Sterling 5y and 10y swap rates rose around 2bp but Sonia forward rates are dribbling lower after it emerged that the BoE MPC voted 8-1 to keep the Bank rate unchanged at 0.50%. The Bank did not rule out the possibility of a return to negative inflation figures in the short-term. The MPC was unanimous in its vote to keep the stock of asset purchases unchanged at £375bn. The Bank also said it would begin to reinvest the £16.9bn of maturing gilts in the week starting 7 September, spread evenly across the different maturity horizons (3- 7 years, 7-15 years and over 15years).

The pound retreated against its major G10 and EM counterparts but the correction is likely to be shallow and may not last long given BoE governor Carney said that the previous strength of sterling has not removed the need for a gradual rate increase. A first rate increase is unlikely to be held back by low inflation in the short -term. Governor Carney made clear however that the MPC is not pre-committed to any future rise in rates, which came across less hawkish than his remarks three weeks ago in front of the Treasury Select Committee. Much will depend on the pace of wage growth and the evolution of the output gap, i.e. the difference between actual and potential output growth.
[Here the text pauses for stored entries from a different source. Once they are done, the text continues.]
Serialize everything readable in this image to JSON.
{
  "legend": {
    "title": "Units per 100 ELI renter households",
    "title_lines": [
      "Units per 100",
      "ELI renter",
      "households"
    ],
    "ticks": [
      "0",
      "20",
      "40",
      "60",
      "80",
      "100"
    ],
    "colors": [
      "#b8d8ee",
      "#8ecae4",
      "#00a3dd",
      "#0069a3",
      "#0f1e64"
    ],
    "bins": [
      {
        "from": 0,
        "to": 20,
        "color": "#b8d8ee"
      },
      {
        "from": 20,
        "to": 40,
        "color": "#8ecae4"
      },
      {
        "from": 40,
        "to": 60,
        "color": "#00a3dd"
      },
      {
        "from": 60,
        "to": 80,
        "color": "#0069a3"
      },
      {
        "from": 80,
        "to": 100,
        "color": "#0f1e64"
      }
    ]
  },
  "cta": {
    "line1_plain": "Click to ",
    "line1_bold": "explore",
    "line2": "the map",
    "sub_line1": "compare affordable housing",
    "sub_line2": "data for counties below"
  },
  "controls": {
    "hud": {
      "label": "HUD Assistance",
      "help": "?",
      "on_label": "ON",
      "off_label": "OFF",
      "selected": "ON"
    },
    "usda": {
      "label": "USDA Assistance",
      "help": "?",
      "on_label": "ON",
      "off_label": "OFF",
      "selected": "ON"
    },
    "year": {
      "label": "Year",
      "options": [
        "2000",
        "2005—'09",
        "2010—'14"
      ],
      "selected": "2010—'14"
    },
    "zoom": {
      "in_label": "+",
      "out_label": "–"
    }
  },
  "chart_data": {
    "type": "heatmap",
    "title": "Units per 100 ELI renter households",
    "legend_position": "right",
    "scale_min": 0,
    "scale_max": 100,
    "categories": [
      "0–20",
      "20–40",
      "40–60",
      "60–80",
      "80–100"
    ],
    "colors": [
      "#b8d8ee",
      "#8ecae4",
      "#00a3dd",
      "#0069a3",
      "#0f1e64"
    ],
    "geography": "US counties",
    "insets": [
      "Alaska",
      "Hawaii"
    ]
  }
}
The gap is forecast by the BoE to close 'over the next year or so'.

The minutes of the meeting (the MPC voted yesterday) were released simultaneously with the rate decision and revealed that McCafferty was the lone hawk preferring an immediate 25bp rate increase based on his view that risks to the medium-term inflation outlook were sufficiently to the upside. His dissent is the first since last December but it falls short of the two or more members on the MPC that had been anticipated to vote for higher rates today (Weale voted with McCafferty for higher rates last year). This was another small tactical setback for GBP longs but is unlikely to change the still bullish medium-term outlook, says Societe Generale.

The BoE inflation report, also published today, revised up the path of future interest rates to 1.75% by the second half of 2018, 30bp higher than in the May forecast. The inflation forecast for 2015 was lowered from 0.6% to 0.3%, but is seen accelerating to 1.6% next year before reaching the 2% target in two years. The forecast of wage growth this year was revised up from 2.5% to 3%, but is seen averaging 3.75% next year as a function of the closing of the output gap.

The BoE made no changes to its 0.5% estimate of the output gap compared to May. This suggests that it wants to see further evidence of the labour market tightening and wages growing at a faster clip before it pulls the trigger on interest rates. The GDP forecast for 2015 was raised from 2.5% to 2.8%.

"GBP/USD briefly dropped to a 1.5468 low before rebounding over 1.5500. Only a break of 1.5409 would threaten to set off a deeper pullback towards 1.5250. The next move will now depend on the US NFP data tomorrow. For EUR/GBP, a break of 0.7045 is required to open up a return to the 0.7100/28 area. Against emerging market currencies, GBP/RUB fell back to below 100 after trading an intra-day high of 100.573 but the pullback should be short-lived", notes Societe Generale.